Dismissal Sought in Digital Books Case

January 29, 2002|From Reuters

SAN FRANCISCO — The attorney for a Russian company accused of violating a controversial U.S. copyright law filed motions Monday to have the case dismissed, arguing that the law is vague, too broad and shouldn't apply to a foreign company.

ElcomSoft Co. faces charges of violating the Digital Millennium Copyright Act by selling and conspiring to sell a program that lets people using Adobe Systems Inc.'s eBook Reader to copy and print digital books, transfer them to other computers and have them read aloud by the computer.

The Moscow software firm faces $2.25 million in fines if convicted of breaking the law, enacted in 2000 to bar the creation or distribution of technology that can be used to circumvent copyright protections.

But defense attorney Joseph Burton of law firm Duane Morris in San Francisco said ElcomSoft makes software that allows people with lawful rights to copyrighted material to use the material in reasonable ways for personal use.

"If you have lawful access to the copyrighted material you can circumvent controls in order to exercise a 'fair use' right," he said.

For example, a fair use of an electronic book would be to copy it from a desktop to a laptop for traveling, he said.

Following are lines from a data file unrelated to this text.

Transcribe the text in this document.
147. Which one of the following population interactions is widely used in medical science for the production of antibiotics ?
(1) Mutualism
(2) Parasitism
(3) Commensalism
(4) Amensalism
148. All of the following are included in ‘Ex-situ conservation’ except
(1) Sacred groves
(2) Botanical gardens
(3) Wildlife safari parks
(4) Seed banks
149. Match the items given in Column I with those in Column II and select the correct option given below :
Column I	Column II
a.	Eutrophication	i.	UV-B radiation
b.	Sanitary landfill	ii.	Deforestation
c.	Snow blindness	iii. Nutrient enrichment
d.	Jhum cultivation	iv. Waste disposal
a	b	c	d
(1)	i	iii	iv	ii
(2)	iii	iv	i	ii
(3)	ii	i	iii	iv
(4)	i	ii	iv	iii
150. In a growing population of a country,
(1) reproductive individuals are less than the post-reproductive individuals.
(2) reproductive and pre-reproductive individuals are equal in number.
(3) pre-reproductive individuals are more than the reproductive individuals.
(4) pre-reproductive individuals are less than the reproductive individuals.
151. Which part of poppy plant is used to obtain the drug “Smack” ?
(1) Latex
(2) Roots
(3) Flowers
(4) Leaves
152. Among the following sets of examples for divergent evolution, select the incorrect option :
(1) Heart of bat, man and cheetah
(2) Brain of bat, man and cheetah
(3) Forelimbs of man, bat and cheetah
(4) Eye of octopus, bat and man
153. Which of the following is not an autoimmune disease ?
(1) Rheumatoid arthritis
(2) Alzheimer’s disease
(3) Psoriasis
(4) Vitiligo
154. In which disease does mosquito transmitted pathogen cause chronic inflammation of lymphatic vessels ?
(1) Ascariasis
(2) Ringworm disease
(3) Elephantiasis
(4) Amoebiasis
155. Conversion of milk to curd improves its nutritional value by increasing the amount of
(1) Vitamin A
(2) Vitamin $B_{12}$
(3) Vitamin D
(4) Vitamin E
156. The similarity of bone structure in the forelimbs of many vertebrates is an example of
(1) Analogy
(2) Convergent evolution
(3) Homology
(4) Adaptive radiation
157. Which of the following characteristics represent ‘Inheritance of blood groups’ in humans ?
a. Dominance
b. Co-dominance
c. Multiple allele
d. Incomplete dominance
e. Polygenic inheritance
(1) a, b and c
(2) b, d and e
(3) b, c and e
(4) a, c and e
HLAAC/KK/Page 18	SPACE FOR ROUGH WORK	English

"The problem is the statute is unclear," he said. "Someone that wants to make a tool to allow 'fair use' cannot tell how to do that without violating the statute."

Movie studios and software companies have relied on the copyright act to help them restrict the way people use computer programs and view digital movies. They have argued, successfully so far, that because electronic material can be so easily distributed it needs as much or more protection than printed material.

Free speech advocates, including computer scientists and software developers, argue that the copyright act gives copyright owners and software vendors carte blanche control over use of digital material at the expense of free speech and "fair use" rights that people enjoy elsewhere.

In his motions, Burton argued that the copyright act, in addition to being too broad and vague, also infringes on 1st Amendment free speech rights under the Constitution.

A hearing is scheduled April 1 in U.S. District Court in San Jose.